(株)産業タイムズ社 代表取締役社長 泉谷渉
シェールガス革命の進展で米国製造業復活の足音が高く響きはじめている。何しろ、kWhあたりのコストが石油10円、風力20円、太陽光25円以上に対し、シェールガスはたったの6円なのだ。埋蔵量は米国だけで160年分以上、中国、ロシアを除く全世界で400年分以上といわれており、おまけにCO2排出量は化石燃料に対し非常に少ない。世界でも競争力あるエネルギーを握った米国が製造業回帰を言い出すのも当然のことなのだ。
鉄鋼や化学の世界では、すでに米国の大型投資が始まっている。ダウケミカルは、テキサス州フリーポートに3500億円を投じ、年産150万tの能力を持つ世界最大のエチレン工場新設を発表。また、エクソンモービルもテキサス州ベイタウンにほぼ同規模のエチレン工場建設をアナウンスした。これに続き、シェブロンやシェルなども続々と大型工場新設の動きを見せ始めた。
鉄鋼業界ではシェールガスを活用する動きが拡大している。USスチールはガスを使って純度の高い鉄を取り出す直接還元鉄と呼ぶ方法を検討している。大手のニューコアもルイジアナ州に天然ガスを利用する新工場建設を推進する。世界最大のミタルの北米部門もシェールガス活用の設備を検討しているのだ。

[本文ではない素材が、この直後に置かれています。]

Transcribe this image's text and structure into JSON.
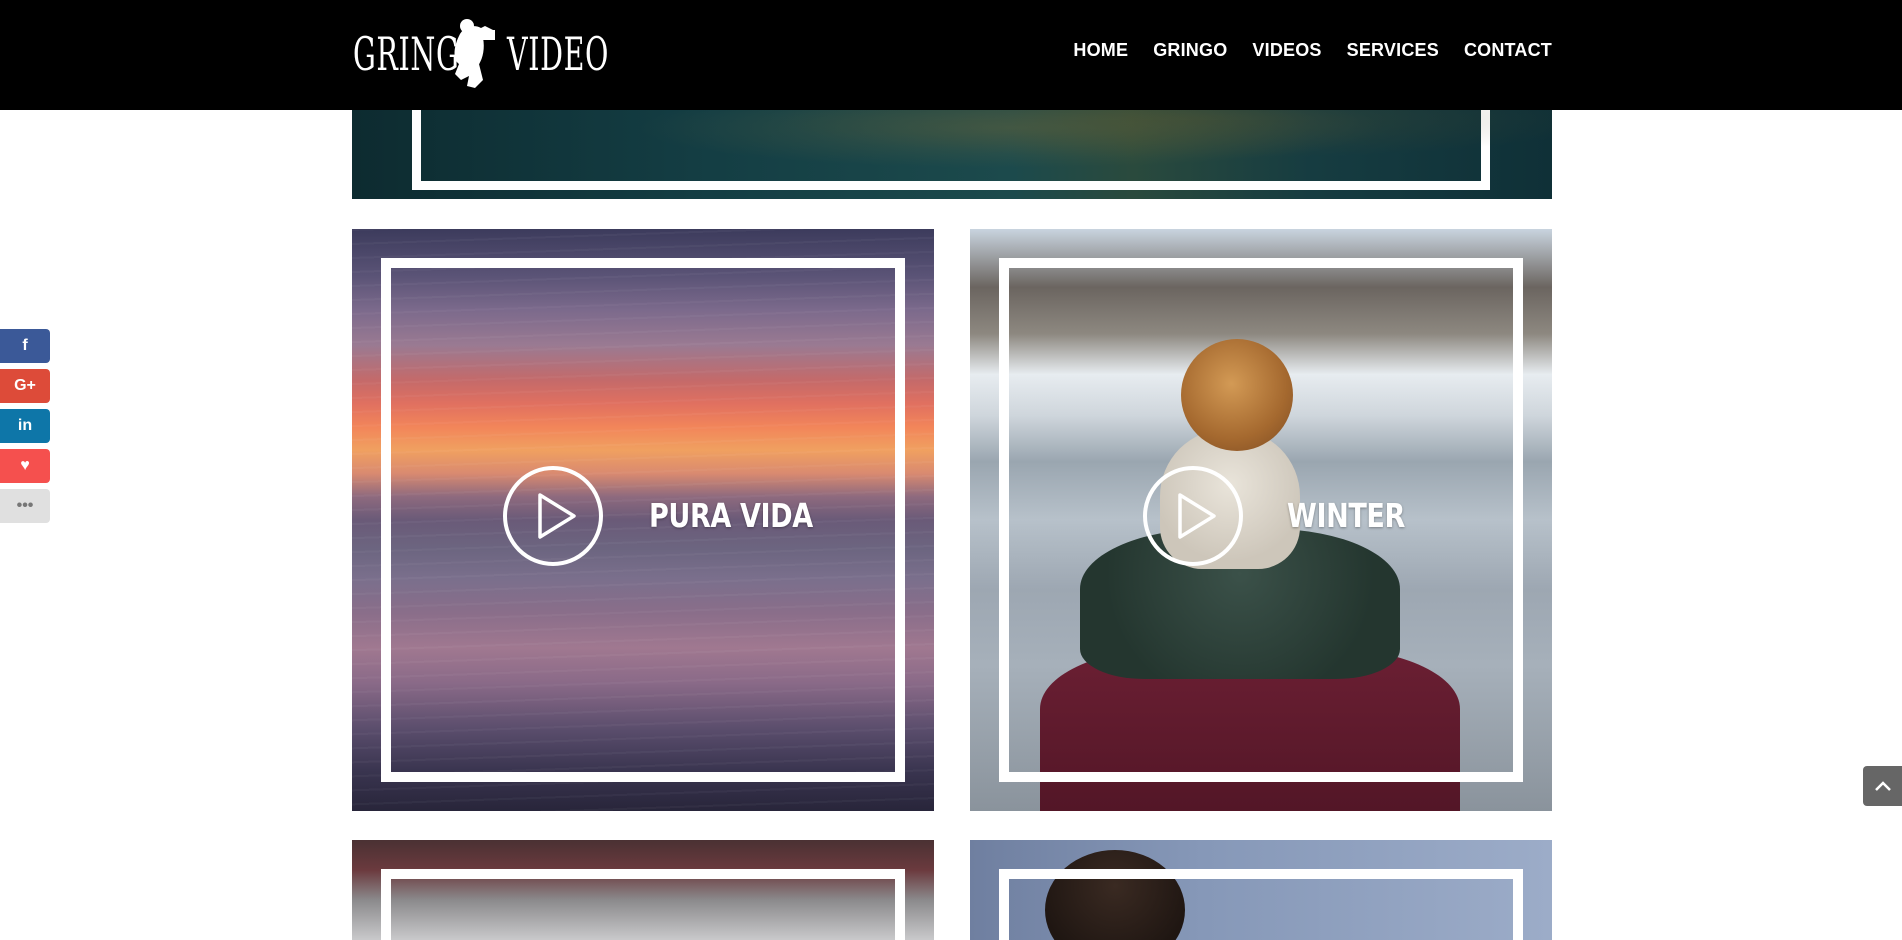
{
  "header": {
    "logo": {
      "word1": "GRINGO",
      "word2": "VIDEO"
    },
    "nav": [
      {
        "label": "HOME"
      },
      {
        "label": "GRINGO"
      },
      {
        "label": "VIDEOS"
      },
      {
        "label": "SERVICES"
      },
      {
        "label": "CONTACT"
      }
    ]
  },
  "videos": [
    {
      "title": "PURA VIDA"
    },
    {
      "title": "WINTER"
    }
  ],
  "social": {
    "items": [
      {
        "name": "facebook",
        "glyph": "f"
      },
      {
        "name": "google-plus",
        "glyph": "G+"
      },
      {
        "name": "linkedin",
        "glyph": "in"
      },
      {
        "name": "favorite",
        "glyph": "♥"
      },
      {
        "name": "more",
        "glyph": "•••"
      }
    ]
  },
  "colors": {
    "header_bg": "#000000",
    "facebook": "#3b5998",
    "google_plus": "#dd4b39",
    "linkedin": "#0e76a8",
    "favorite": "#f5504e"
  }
}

ゼネラル・エレクトリック(GE)もケンタッキー州ルイスビルのアプライアンスパークにある大規模工場を再稼働させるため8億ドルの投資を増やす予定を立てている。同社はこれに先だち、革新的な湯沸し器「ジオ・スプリング」の製造を「低コスト」の中国工場から「高コスト」のケンタッキー工場に移している。この時、実に奇妙なことが起きたのだ。原材料費が安くなり、製造に必要な労働力も少なくなり、品質は向上し、エネルギー効率も上がった。この結果として、中国製のジオ・スプリングは1599ドル、これに対しケンタッキー製は1299ドルで販売されたのだ。これに刺激されたワールプール社はミキサーの生産を中国からオハイオ州に戻そうとしている。

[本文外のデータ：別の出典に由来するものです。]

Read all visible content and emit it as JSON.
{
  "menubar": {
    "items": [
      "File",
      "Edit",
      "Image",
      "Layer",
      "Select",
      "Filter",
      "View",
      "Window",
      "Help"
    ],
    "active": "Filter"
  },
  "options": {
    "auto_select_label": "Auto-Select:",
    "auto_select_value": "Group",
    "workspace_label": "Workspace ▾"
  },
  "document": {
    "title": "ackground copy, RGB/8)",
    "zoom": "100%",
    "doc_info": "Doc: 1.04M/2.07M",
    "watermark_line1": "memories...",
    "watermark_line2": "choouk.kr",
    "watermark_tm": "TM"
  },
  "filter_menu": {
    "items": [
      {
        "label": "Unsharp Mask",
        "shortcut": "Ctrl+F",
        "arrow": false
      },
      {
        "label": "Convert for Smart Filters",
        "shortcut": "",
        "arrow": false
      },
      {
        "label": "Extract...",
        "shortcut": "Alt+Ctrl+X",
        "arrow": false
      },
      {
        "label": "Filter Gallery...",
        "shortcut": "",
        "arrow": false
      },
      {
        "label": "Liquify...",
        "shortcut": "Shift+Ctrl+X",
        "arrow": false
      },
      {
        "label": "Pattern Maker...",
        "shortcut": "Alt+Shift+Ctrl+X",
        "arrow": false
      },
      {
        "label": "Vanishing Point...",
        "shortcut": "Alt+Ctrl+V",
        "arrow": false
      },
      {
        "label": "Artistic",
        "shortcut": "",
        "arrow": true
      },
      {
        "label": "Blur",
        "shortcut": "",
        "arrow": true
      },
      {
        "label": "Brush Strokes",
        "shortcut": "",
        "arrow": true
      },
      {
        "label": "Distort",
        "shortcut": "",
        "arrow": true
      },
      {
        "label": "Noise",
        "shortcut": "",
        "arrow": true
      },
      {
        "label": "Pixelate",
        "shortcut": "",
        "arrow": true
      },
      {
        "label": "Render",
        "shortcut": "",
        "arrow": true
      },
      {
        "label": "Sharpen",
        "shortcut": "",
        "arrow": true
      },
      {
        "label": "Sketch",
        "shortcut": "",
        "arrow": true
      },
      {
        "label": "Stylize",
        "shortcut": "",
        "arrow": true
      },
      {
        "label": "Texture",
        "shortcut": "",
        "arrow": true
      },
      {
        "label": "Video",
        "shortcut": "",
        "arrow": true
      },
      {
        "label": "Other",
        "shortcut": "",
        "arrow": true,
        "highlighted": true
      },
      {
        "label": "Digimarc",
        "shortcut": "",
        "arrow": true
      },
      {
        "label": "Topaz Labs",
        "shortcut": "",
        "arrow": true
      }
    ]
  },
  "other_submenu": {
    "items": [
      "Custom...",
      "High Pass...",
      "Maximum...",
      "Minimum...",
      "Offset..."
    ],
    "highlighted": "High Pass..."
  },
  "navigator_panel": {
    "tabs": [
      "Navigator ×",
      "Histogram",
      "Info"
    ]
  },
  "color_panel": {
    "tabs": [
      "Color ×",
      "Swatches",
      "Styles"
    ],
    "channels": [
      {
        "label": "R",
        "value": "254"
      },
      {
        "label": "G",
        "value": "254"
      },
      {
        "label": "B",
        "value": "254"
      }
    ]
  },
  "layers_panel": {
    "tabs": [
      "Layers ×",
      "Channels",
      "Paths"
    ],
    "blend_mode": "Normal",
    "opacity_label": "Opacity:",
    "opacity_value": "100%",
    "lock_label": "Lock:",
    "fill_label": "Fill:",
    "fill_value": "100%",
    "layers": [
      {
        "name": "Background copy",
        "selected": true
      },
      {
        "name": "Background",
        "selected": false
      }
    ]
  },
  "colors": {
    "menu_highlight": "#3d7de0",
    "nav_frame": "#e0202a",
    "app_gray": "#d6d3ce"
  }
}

アップルもまた、2013年中に米国での生産を再開すると発表した。米国内のMac製造ラインの1つを再稼働させるのだ。アップルの計画によれば、2013年の投資として米国内での生産に1億ドルを投入する。インテル、テキサス・インスツルメンツ、アナログ・デバイセズなどの半導体企業も米国内での投資を拡大させる方向を明らかにしている。そしてまた、驚くなかれファブレス半導体ベンチャーの旗手であるクアルコムがカリフォルニア州に自前の新工場を建設する計画を水面下でほぼ決定したというのだ。
リック・チェンバレン氏(IHS CERA Consulting Practice ヴァイスプレジデント)

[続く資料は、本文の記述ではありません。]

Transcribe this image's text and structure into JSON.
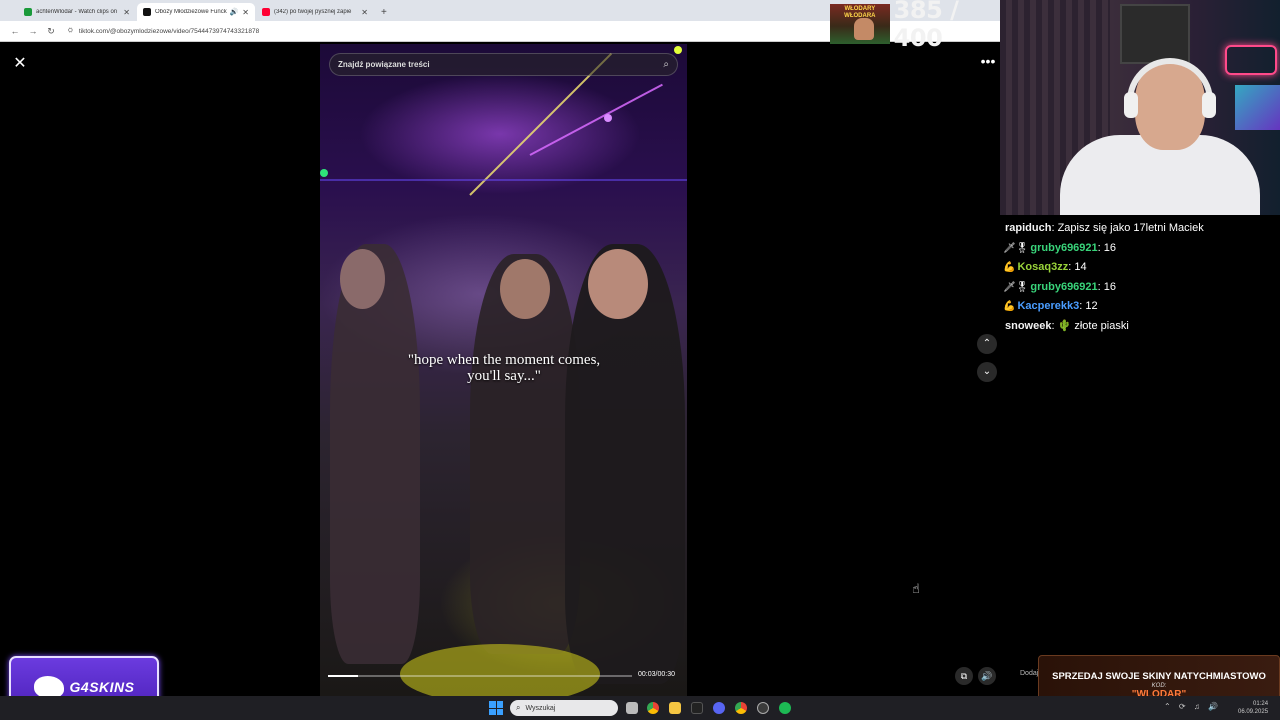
{
  "browser": {
    "tabs": [
      {
        "label": "achtenWlodar - Watch clips on",
        "color": "#1a9a3a",
        "active": false
      },
      {
        "label": "Obozy Młodzieżowe Funck",
        "color": "#111111",
        "active": true
      },
      {
        "label": "(342) po twojej pysznej zapie",
        "color": "#ff0033",
        "active": false
      }
    ],
    "url": "tiktok.com/@obozymlodziezowe/video/7544473974743321878"
  },
  "sub_goal": {
    "banner": "WŁODARY WŁODARA",
    "count": "385 / 400"
  },
  "player": {
    "search_placeholder": "Znajdź powiązane treści",
    "caption_line1": "\"hope when the moment comes,",
    "caption_line2": "you'll say...\"",
    "time": "00:03/00:30",
    "progress": 0.1
  },
  "chat": [
    {
      "badges": "",
      "user": "rapiduch",
      "color": "#f3f3f3",
      "text": "Zapisz się jako 17letni Maciek"
    },
    {
      "badges": "🗡🎖",
      "user": "gruby696921",
      "color": "#39d47a",
      "text": "16"
    },
    {
      "badges": "💪",
      "user": "Kosaq3zz",
      "color": "#9ad43a",
      "text": "14"
    },
    {
      "badges": "🗡🎖",
      "user": "gruby696921",
      "color": "#39d47a",
      "text": "16"
    },
    {
      "badges": "💪",
      "user": "Kacperekk3",
      "color": "#4a9dff",
      "text": "12"
    },
    {
      "badges": "",
      "user": "snoweek",
      "color": "#f3f3f3",
      "text": "🌵 złote piaski"
    }
  ],
  "sponsor": {
    "name": "G4SKINS"
  },
  "promo": {
    "headline": "SPRZEDAJ SWOJE SKINY NATYCHMIASTOWO",
    "code_label": "KOD:",
    "code": "\"WLODAR\"",
    "side_text": "Dodaj k"
  },
  "taskbar": {
    "search_label": "Wyszukaj",
    "time": "01:24",
    "date": "06.09.2025"
  }
}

調査会社大手のIHS CERA Consulting Practiceのヴァイスプレジデントであるリック・チェンバレン氏は、こうした米国の製造業回帰は雇用拡大という点で米国に多くの利得をもたらす、として次のようにコメントしている。
「シェールガス革命でまずは約200万人の新規雇用創出が確実になっている。シェールガス採掘には100ビリオンUSドルが投入され、現状で米国に多くの井戸が掘られている。2014年にはこれがさらに拡大する見通しであり、200ビリオンが投入されるだろう。日本の鉱山機械技術、素材技術、さらには半導体をはじめとするIT技術も多く活用される見通しであり、日本企業にもビッグチャンスが来ることは間違いない」
また、同氏は、シェールガスの原材コストは非常に安く、石油由来の製品に対し、シェール由来の製品は実に1/20~1/30のコストで作れる、と指摘する。これゆえに、米国の場合、まずはケミカル産業が力強く復活してくるだろうと読んでいるのだ。
ところで、中国には米国を上回るシェールガスが埋蔵されているといわれるが、中国の可能性についてはどうかと質問した折に、チェンバレン氏は明確にこう答えたのだ。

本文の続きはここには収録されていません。